A sense of justice was strong within her;
and in setting Tom right, she would not spare Roland, her own son
though he was.
Before William Yorke knew what she was about, she had flown upstairs,
and was down again with her things on. Before he could catch her up,
she was across the Boundaries, entering the cloisters, and knocking at
the door of the college school.
There she broke in upon that interesting investigation, touching the
inked surplice.
Bywater, who seemed to think she had arrived for the sole purpose of
setting at rest the question of the phial's ownership, and not being
troubled with any superfluous ideas of circumlocution, eagerly held out
the pieces to her when she was yards from his desk. "Do you know this,
Lady Augusta? Isn't it Gerald's?"
"Yes, it is Gerald's," replied she. "He took it out of my desk one day
in the summer, though I told him not, and I never could get it back
again.

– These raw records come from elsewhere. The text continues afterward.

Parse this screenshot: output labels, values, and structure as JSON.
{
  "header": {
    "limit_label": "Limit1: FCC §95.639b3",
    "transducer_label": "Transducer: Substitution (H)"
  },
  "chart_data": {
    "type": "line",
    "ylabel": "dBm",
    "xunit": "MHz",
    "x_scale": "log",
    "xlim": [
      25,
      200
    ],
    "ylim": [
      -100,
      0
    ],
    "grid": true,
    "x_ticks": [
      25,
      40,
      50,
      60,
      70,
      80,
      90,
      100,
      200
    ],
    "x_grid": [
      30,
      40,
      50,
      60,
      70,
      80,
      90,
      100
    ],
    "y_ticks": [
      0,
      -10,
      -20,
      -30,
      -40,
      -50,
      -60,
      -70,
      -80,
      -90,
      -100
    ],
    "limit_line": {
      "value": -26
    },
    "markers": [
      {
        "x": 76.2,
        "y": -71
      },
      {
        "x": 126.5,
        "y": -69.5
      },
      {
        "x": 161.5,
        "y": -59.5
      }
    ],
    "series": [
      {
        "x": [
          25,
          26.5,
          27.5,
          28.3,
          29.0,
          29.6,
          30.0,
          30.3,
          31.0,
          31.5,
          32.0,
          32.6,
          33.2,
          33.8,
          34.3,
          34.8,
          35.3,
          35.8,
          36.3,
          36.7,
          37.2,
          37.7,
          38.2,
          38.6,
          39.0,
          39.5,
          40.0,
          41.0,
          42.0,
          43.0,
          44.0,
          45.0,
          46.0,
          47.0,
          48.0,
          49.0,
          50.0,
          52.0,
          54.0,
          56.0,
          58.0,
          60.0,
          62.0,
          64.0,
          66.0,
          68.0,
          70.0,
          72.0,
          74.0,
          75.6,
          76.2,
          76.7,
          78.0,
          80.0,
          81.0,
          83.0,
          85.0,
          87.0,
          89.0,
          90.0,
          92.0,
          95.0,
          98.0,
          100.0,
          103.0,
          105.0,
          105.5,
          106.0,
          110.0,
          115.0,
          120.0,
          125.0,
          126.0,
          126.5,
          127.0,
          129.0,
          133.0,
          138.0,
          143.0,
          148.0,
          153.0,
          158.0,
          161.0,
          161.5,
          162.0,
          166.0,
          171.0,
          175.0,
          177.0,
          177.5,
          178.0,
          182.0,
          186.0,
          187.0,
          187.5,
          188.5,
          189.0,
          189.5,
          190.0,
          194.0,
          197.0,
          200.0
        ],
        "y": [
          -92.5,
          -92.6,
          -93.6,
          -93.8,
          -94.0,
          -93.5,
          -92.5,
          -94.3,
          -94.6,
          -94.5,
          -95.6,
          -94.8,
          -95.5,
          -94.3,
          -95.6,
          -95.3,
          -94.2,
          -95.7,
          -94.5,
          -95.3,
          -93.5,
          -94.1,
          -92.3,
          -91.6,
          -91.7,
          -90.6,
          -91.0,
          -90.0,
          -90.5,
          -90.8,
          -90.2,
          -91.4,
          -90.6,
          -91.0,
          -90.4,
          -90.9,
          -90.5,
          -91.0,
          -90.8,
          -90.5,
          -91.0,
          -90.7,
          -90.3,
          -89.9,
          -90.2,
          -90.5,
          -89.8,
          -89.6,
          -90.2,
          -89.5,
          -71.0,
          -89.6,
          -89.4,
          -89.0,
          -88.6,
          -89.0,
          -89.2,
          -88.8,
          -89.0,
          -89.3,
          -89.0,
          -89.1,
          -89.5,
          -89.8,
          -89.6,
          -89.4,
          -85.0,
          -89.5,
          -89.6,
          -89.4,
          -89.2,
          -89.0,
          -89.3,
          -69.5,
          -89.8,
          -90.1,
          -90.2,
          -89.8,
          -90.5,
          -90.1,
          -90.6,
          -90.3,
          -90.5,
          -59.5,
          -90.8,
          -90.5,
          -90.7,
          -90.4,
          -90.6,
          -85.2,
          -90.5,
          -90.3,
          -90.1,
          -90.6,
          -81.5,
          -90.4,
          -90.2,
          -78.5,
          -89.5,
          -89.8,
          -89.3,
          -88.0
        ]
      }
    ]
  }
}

Have you been denying that it was yours?" she sternly added to
Gerald. "Bad luck to you, then, for a false boy. You are going to take
a leaf out of your brother Roland's pattern, are you? Haven't I had
enough of you bad boys on my hands, but there must something fresh come
up about one or the other of you every day that the sun rises? Mr. Pye,
I have come by Roland's wish, and by my own, to set the young Channings
right with the school. You took the seniorship from Tom, believing that
it was his brother Arthur who robbed Mr.